"(...) E, no entanto, aos nossos ouvidos soa a palavra triunfante: Rex
noster libert est. El-Rei é livre! E este é o segundo mandamento da
ideia, contrastante também com o segundo momento da imagem, que nos
daria um Rei preso por etiquetas, escravo de cortesãos ou do seu próprio
orgulho...
Quem libertou El-Rei? Quem lhe quebrou as grades do cativeiro? Deus e a História (a História, de que ele mesmo é agente).
Quem o cativou, agora o liberta. A servidão que El-Rei tem de cumprir; o
seu cativeiro e o seu serviço consistem em ser livre. É a ser livre que
Deus e a História o obrigam.
A sua liberdade nada tem que ver, no
entanto, com a sua condição de indivíduo. Livre, sim: porém, apenas como
sumário, síntese e imagem do Povo seu carcereiro. O grito de triunfo
Rex noster líber est só tem um sentido: significa exactamente o mesmo
que: Nos liberi sumus. El-Rei não é livre para si próprio. Não são os seus instintos, os seus desejos, as suas tendências de homem que se libertam. Ao contrário: tudo isso se encontra sujeitado.
Para uma coisa é livre, e então plenamente, exuberantemente,
loucamente: para que os seus súbditos possam afirmar, intrépidos: Nós
somos livres! É esta a liberdade real: a liberdade de que está cativo.

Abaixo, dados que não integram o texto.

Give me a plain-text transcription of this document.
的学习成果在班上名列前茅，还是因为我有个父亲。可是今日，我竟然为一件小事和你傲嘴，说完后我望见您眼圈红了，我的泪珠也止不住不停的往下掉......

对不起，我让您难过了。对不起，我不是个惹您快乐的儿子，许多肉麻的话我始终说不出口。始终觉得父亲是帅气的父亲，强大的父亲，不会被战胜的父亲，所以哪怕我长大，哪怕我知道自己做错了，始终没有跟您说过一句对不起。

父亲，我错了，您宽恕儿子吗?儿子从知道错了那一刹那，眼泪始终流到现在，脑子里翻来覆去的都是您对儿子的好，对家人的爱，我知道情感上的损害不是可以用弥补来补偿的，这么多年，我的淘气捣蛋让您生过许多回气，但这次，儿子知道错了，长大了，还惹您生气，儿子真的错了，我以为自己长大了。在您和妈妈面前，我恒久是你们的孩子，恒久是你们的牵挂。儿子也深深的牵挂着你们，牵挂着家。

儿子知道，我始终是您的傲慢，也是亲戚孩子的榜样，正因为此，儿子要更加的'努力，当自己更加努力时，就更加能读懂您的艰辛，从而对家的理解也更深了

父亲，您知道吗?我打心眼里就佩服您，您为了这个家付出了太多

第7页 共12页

Tão forte prisão é esta liberdade, que basta ao Rei deixar de ser
livre para deixar de ser Rei. «O Rei é livre» é uma fórmula de
identidade. No dia em que a liberdade individual de El-Rei, sepultada na
régia existência, revoltando-se deixar de coincidir com a liberdade
colectiva (que é a própria liberdade de El-Rei enquanto Rei), o
rompimento será fatal. Fatal, porque automático. Um Rei não livre é,
ipso facto, um não-Rei. (...)"
Henrique Barrilaro Ruas, in "A Liberdade e El-Rei"
Henrique Barrilaro Ruas, in "A Liberdade e El-Rei"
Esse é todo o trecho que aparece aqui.